BRUSSELS (Reuters) – European Union officials are considering temporarily suspending its rules on state subsidies and financial support to economic segments hit hardest by the coronavirus outbreak, an official said on Friday.
Euro zone growth is likely to be slower this year than the 1.2% forecast just last month because of the effects of the virus epidemic, the European Commission said in an internal preliminary assessment.
In addition to measures adopted by EU states to safeguard growth, the EU is considering targeted measures for sectors most in need, which include tourism, transport and carmakers.
“It could be that in some areas there is need for specific support that may require considerations on state aid rules,” the EU official said, adding that the discussions were at a preliminary stage.
“The Commission should establish a temporary state aid framework that allows member states to support an economy in the downward spiral,” EU center-right lawmaker Markus Ferber said.

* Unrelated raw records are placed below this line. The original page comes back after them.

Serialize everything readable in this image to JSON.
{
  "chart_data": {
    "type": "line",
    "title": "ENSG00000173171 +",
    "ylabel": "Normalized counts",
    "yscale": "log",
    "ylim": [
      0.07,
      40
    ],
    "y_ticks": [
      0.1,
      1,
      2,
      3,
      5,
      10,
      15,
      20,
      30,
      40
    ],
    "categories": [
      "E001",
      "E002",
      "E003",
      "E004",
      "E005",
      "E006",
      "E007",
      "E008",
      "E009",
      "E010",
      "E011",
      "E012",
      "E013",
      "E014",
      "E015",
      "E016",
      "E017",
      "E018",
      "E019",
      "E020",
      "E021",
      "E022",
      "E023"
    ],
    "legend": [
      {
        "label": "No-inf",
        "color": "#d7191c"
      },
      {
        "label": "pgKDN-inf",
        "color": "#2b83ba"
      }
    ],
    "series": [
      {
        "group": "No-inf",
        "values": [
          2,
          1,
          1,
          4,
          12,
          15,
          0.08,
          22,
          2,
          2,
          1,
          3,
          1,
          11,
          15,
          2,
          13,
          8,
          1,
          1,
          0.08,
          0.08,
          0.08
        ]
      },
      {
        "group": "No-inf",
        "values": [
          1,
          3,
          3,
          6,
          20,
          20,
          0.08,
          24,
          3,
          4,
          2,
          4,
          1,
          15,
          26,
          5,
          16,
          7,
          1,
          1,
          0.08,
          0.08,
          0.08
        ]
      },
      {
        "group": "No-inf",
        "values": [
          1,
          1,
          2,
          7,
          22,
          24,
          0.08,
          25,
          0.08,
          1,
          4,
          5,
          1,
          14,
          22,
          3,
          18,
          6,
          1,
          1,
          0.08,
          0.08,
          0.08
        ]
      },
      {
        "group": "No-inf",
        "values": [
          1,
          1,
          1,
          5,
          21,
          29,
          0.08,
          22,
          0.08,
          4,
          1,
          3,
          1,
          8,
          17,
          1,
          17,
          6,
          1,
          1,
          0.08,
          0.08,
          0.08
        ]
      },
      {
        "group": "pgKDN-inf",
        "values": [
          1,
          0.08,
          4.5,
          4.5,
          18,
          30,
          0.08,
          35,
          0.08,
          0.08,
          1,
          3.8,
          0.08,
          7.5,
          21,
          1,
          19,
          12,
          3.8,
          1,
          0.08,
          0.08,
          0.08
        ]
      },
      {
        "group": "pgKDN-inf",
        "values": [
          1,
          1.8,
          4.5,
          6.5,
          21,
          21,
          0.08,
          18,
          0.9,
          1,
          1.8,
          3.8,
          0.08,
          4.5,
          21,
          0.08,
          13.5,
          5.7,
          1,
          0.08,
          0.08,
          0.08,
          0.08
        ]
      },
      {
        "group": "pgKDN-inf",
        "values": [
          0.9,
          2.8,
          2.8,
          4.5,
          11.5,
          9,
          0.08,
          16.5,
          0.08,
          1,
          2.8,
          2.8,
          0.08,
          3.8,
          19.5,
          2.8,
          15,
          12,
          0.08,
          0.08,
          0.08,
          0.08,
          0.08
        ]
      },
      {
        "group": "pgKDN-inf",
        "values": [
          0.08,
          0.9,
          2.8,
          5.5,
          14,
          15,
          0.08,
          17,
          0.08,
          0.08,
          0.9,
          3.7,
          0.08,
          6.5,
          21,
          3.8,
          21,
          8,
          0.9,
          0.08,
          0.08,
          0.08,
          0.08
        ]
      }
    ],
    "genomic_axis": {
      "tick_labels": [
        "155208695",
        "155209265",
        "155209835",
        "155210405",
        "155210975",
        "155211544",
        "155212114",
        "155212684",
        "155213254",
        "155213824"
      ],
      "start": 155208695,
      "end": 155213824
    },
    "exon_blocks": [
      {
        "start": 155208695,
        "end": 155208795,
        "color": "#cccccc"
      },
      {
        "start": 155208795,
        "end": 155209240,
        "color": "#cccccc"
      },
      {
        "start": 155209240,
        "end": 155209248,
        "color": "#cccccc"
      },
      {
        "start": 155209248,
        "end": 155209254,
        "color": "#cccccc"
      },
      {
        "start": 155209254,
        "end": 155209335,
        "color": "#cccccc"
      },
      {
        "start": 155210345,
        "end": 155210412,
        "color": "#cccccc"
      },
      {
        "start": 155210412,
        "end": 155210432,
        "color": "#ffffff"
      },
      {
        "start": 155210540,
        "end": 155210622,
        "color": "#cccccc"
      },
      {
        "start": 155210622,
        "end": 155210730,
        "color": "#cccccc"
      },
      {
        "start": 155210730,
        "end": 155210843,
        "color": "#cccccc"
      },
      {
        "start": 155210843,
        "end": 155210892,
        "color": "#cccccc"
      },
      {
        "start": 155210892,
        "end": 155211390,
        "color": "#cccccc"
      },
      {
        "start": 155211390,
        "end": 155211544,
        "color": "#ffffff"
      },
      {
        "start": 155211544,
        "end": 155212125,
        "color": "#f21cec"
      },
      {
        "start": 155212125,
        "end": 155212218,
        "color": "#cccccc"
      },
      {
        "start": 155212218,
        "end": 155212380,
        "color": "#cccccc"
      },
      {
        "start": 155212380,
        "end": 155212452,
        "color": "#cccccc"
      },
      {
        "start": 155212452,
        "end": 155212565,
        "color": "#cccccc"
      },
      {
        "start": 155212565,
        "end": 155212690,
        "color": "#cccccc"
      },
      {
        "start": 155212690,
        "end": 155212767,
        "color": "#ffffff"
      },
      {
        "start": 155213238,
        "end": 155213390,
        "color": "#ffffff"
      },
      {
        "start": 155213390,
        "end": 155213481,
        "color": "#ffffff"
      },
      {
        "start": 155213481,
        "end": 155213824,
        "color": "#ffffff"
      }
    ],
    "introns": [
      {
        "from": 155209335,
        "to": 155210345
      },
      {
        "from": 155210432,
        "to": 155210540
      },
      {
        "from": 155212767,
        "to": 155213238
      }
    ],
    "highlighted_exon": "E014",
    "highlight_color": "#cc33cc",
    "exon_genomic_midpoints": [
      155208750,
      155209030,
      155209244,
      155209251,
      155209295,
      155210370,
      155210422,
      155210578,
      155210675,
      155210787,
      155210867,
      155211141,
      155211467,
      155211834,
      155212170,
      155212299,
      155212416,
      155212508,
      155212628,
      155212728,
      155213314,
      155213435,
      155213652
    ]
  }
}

It should use as blueprint its response to the 2008-09 global financial crisis, he said.
The EU suspended parts of its state aid framework during the crisis to allow governments to bail out banks.
The EU official also said the European Investment Bank could offer further funding to sectors in need of immediate help, for instance through guarantees for liquidity financing to smaller firms.
The EU is also considering granting full flexibility from EU fiscal rules for states that need to spend more to combat the crisis.